Secondo molti esperti d’oltreoceano la battaglia di Najaf potrebbe rappresentare una «svolta» nel conflitto che dilania l’Iraq occupato. Al Pentagono c’è chi parla persino di «attacco finale», sintetizzando in poche sillabe l’obbiettivo conclamato dell’operazione. Per l’intensità dell’offensiva militare e per il suo significato simbolico, con la violazione dei luoghi sacri degli sciiti iracheni in una città che «rappresenta la Mecca e il Vaticano messe assieme», l’incursione dei marines ha per molti civili il volto minaccioso della guerra santa. Quasi a corroborare la retorica dei comunicati di al-Qaeda, dove gli occupanti occidentali vangono definiti semplicemente dei «crociati».

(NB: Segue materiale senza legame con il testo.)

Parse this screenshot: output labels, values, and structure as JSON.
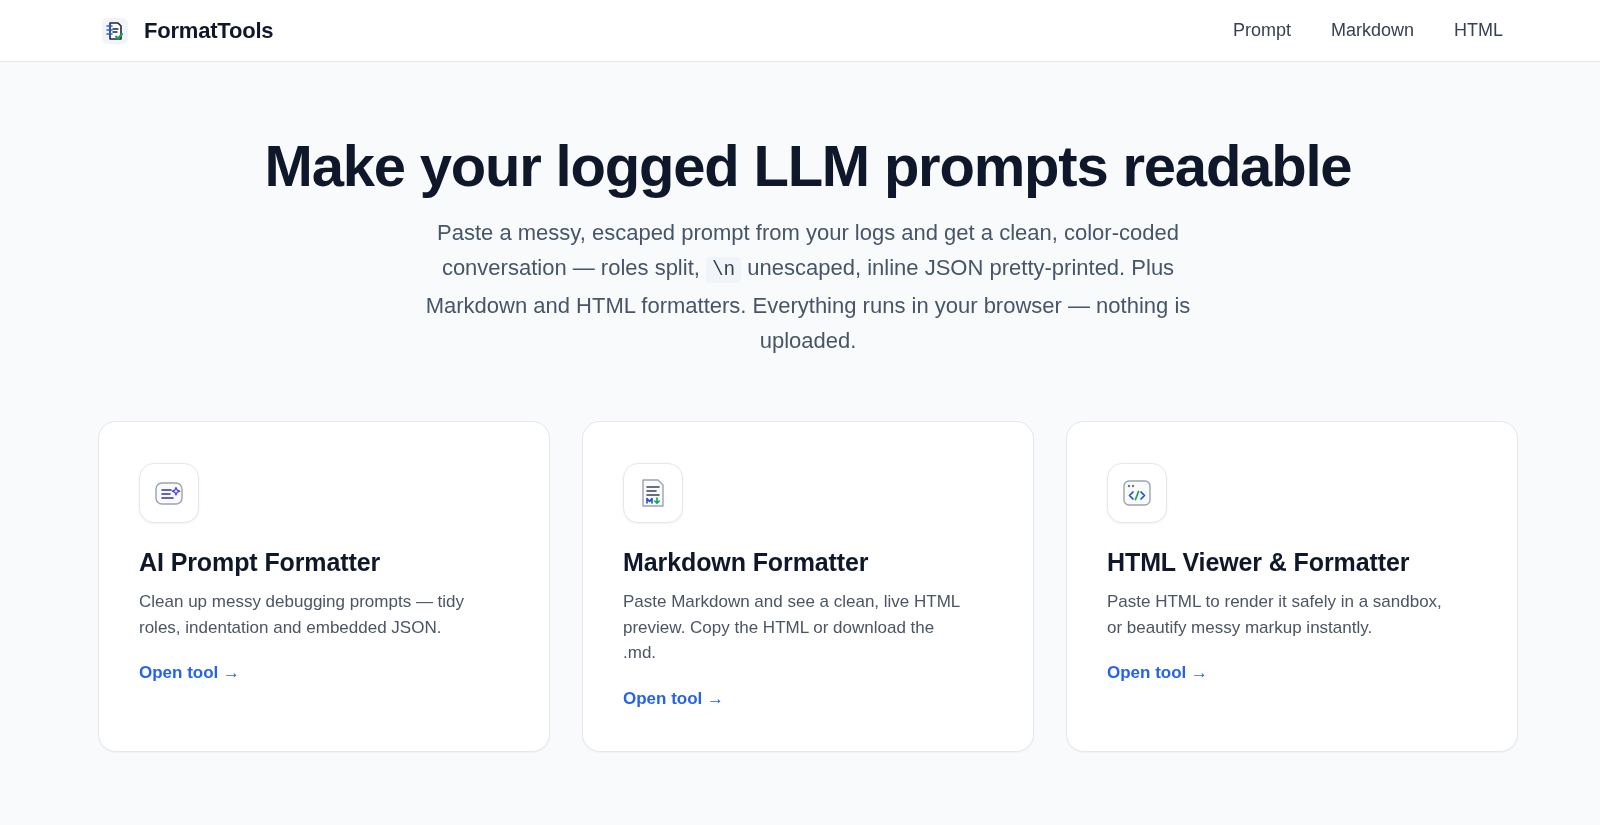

Le cronache della giornata di ieri, una delle più sanguinose dall’inizio dell’occupazione, confermano in effetti la brusca accelerazione impressa dal comando statunitense: non solo a Najaf, ma anche nella capitale dove i cacciabombardieri hanno lavorato a pieno regime sopra i cieli dei quartieri sciiti. L’esercito, impegnato da giorni in violenti scontri con le indomite milizie dell’imam Moqtada al-Sadr è seriamente intenzionato a marcare un ulteriore punto a suo favore nell’escalation militare, ma soprattutto ad assestare un colpo decisivo all’insurrezione guidata dell’outsider ribelle. Per questo sono andati a combattere nel suo giardino di casa. Sadr non era lì ad attenderli, ma asserragliato nel mausoleo di Alì, la roccaforte militare e religiosa dei suoi fedeli. Per il momento i mezzi pesanti americani sembrano voler risparmiare l’edificio religioso, magari per timore di attizzare una rivolta di popolo.

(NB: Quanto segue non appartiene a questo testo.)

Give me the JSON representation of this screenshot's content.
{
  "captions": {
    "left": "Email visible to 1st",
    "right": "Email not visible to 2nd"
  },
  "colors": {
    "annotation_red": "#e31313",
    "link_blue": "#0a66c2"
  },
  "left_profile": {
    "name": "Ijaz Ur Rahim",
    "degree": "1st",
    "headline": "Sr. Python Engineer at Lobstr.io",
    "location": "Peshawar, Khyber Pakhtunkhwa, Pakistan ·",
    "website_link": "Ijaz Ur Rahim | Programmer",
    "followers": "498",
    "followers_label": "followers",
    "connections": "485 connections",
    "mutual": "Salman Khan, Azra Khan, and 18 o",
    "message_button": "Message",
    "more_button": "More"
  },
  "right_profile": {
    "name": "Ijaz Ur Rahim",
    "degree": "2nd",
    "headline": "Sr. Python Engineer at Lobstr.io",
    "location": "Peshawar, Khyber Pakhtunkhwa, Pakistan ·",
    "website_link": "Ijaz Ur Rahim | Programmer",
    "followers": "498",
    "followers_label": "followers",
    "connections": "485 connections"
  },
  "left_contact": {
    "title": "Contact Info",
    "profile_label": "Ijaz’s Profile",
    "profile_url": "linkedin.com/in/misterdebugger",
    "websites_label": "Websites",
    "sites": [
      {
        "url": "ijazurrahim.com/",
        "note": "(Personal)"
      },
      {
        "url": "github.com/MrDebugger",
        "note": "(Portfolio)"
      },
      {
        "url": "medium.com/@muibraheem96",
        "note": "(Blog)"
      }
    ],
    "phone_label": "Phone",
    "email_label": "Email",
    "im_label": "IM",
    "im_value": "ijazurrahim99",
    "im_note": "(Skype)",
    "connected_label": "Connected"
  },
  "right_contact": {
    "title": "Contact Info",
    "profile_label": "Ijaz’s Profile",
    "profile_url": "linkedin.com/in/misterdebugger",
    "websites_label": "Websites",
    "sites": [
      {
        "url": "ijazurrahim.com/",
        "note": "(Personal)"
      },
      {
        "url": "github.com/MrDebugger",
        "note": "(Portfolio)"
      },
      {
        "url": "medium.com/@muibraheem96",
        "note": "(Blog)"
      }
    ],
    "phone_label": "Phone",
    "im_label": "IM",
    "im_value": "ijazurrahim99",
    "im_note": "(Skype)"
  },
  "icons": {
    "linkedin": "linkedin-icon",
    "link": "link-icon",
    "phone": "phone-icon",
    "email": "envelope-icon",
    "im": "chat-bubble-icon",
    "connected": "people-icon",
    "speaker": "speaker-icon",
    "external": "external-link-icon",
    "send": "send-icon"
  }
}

Tuttavia. Gli esiti della battaglia di Najaf sembrano scontati, considerando la disparità di forze in campo: i miliziani si difendono impiegando mortai e lanciagranate Rpg, si sparpagliano a gruppi di cinque dieci individui armati di mitragliatrici leggere, ingaggiandosi in scontri mordi e fuggi con le avanguardie dei marines. Molti di loro hanno imparato da pochi mesi ad usare armi in ogni caso molto più obsolete di quelle impiegate dai robocop Usa. I soldati statunitensi dal canto loro, oltre ad essere equipaggiati dei più raffinati ritrovati bellici, sono supportati dai cannoni dei mezzi blindati che "bonificano" il terreno prima degli scontri ravvicinati. Una scelta obbligata dopo la funesta spedizione in Somalia di dieci anni fa, quando le jeep dell’"Us army" cadevano con facilità irrisoria nelle imboscate dei guerriglieri del generale Aidid. Poi ci sono gli elicotteri che svolgono il doppio compito di attaccare le postazioni nemiche e di fare la spola tra la prima linea e le retroguardie. Infine agiscono le bombe radiocomandate degli aerei da combattimento capaci di colpire il "nemico" con precisione millimetrica. Per non parlare delle battaglie notturne, le preferite dai marines, i quali possono avvalersi dei sofisticati visori a raggi infrarossi e come fa notare il quotidiano francese Le Figaro «sfruttano una tattica paragonabile a quella dell’esercito israeliano nelle sue incursioni a Gaza e in Cisgiordania».

Di fronte a tanta geometrica potenza i militanti della brigata "mhedi" possono opporre solo una resistenza coraggiosa e una maggiore conoscenza dei sobborghi di Najaf. Il teatro principale degli scontri è l’immenso cimitero cittadino, che con le sue due milioni di lapidi è una delle più grandi necropoli di tutto il mondo musulmano, ma anche un intricato dedalo di cripte e catacombe dove i guerriglieri possono trovare preziosi anfratti e nascondigli. E continuare a resistere per giorni interi: «Combatteremo fino all’ultima goccia di sangue» esclamano i seguaci di Sadr, ripetendo il grido di battaglia del loro leader.

L’unico problema che i graduati statunitensi potrebbero sottovalutare, sono le conseguenze politiche dell’attacco. Sadr non gode certo di grande simpatie nelle gererchie dello sciismo iracheno, ma l’aggressione americana e la sua difesa ad oltranza dei simboli dell’islam potrebbero fargli guadagnare popolarità negli strati più poveri della società, i maggiormente vessati dall’occupazione alleata. Per questo in molti a Washington vorrebbero ucciderlo prima che sia troppo tardi.